The loss and accuracy graphs indicate the training went pretty well, Over time, the generator got better at tricking the discriminator (you can see the generator loss decreasing and discriminator loss increasing). Additionally, the accuracy trended towards 50% for both real and fake data. In badly trained examples, the average accuracy might be 50% but the individual accuracys (fake or real) are 0 or 100%, indicating the network isn't learning well.

Image Progression

We can see the images progress over time. I'll show the progression over the epochs, and we can see a large sample images below that are generated from the network as it's read back at inference time.

In [31]:
indexes = range(len(epochs))[::20]
image_array = numpy.zeros((28*len(indexes), 5*28))
for i, e in enumerate(indexes):
    image_set = images[e]
    for j in xrange(5):
        index = numpy.random.randint(len(image_set))
        image_array[i*28:(i+1)*28, j*28:(j+1)*28].shape
        image_array[i*28:(i+1)*28, j*28:(j+1)*28] = image_set[index].reshape(28,28)
      
fig = plt.figure(figsize=(20,20))
plt.imshow(image_array, cmap="Greys", interpolation="none")
plt.show()
        

In the above, we can see the epochs progressing (downward) and the images improving from noise to recognizable digits.

As a last step, let's load this network back into memory and generate a few fake images for visualization. As you'll see, this network does "OK" but not amazingly well. In the next post, we'll see a deep convolutional network that does better at generating images.

In [28]:
tf.reset_default_graph()
with tf.device(default_device):
    g = tf.Graph()
    with g.as_default():
        sess = tf.InteractiveSession()
        latest_checkpoint = tf.train.latest_checkpoint(LOGDIR+"/checkpoints/")
        print "Restoring model from {}".format(latest_checkpoint)
        
        noise_tensor = tf.placeholder(tf.float32, [BATCH_SIZE, RANDOM_INPUT_DIMENSIONALITY], name="noise")

        fake_noise = tf.placeholder(tf.float32, [BATCH_SIZE, 28*28], name="fake_noise")
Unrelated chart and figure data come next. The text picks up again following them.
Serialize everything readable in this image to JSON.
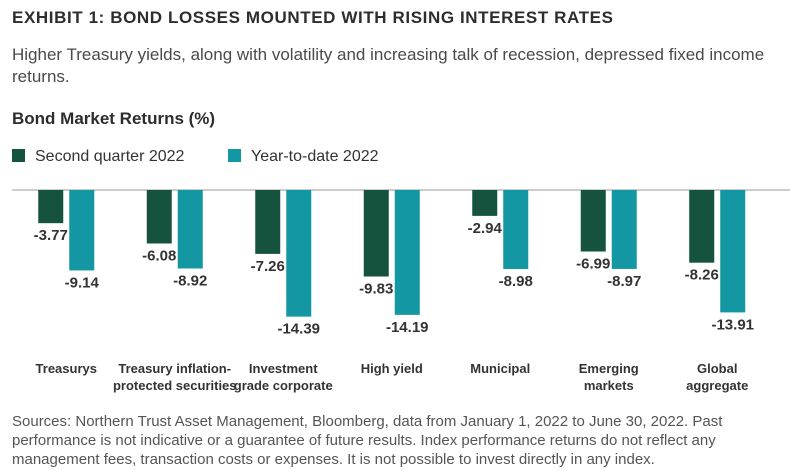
{
  "header": {
    "exhibit_title": "EXHIBIT 1: BOND LOSSES MOUNTED WITH RISING INTEREST RATES",
    "subtitle": "Higher Treasury yields, along with volatility and increasing talk of recession, depressed fixed income returns."
  },
  "chart_data": {
    "type": "bar",
    "title": "Bond Market Returns (%)",
    "categories": [
      [
        "Treasurys"
      ],
      [
        "Treasury inflation-",
        "protected securities"
      ],
      [
        "Investment",
        "grade corporate"
      ],
      [
        "High yield"
      ],
      [
        "Municipal"
      ],
      [
        "Emerging",
        "markets"
      ],
      [
        "Global",
        "aggregate"
      ]
    ],
    "series": [
      {
        "name": "Second quarter 2022",
        "color": "#16533f",
        "values": [
          -3.77,
          -6.08,
          -7.26,
          -9.83,
          -2.94,
          -6.99,
          -8.26
        ]
      },
      {
        "name": "Year-to-date 2022",
        "color": "#1397a3",
        "values": [
          -9.14,
          -8.92,
          -14.39,
          -14.19,
          -8.98,
          -8.97,
          -13.91
        ]
      }
    ],
    "ylim": [
      -16,
      0
    ],
    "legend_position": "top-left",
    "grid": false
  },
  "footer": {
    "sources": "Sources: Northern Trust Asset Management, Bloomberg, data from January 1, 2022 to June 30, 2022. Past performance is not indicative or a guarantee of future results. Index performance returns do not reflect any management fees, transaction costs or expenses. It is not possible to invest directly in any index."
  }
}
        fake_images = build_generator(noise_tensor) + fake_noise
        
        
        saver = tf.train.Saver()
        saver.restore(sess, latest_checkpoint)

        # We only need to make fake data and run it through the 'fake_images' tensor to see the output:
        
        fake_input = numpy.random.normal(loc=0, scale=1, size=(BATCH_SIZE, RANDOM_INPUT_DIMENSIONALITY))
        fake_noise_addition = numpy.zeros((BATCH_SIZE, 28*28))
        [generated_images] = sess.run(
                [fake_images], 
                feed_dict = {noise_tensor : fake_input,
                             fake_noise : fake_noise_addition})
Restoring model from ./mnist_gan_logs/lr_0.0002_include_noise_True_batchsize_50/checkpoints/save-240000
INFO:tensorflow:Restoring parameters from ./mnist_gan_logs/lr_0.0002_include_noise_True_batchsize_50/checkpoints/save-240000

Reshape to make it easier to draw:

In [29]:
generated_images = numpy.reshape(generated_images, (-1, 28, 28))
In [30]:
# Tile together lots of digits to see how the network is doing:
final_image = numpy.zeros((280, 280))
for i in range(10):
    for j in range(10):
        index = numpy.random.randint(BATCH_SIZE)
        final_image[i*28:(i+1)*28, j*28:(j+1)*28] = generated_images[index].reshape(28, 28)
        
fig = plt.figure(figsize=(10,10))
plt.imshow(final_image, cmap="Greys", interpolation="none")
plt.show()

Well ... It's OK. Some of them look like real digits! Others are less convincing. But, this at least demonstrates the basics of generative adversarial networks.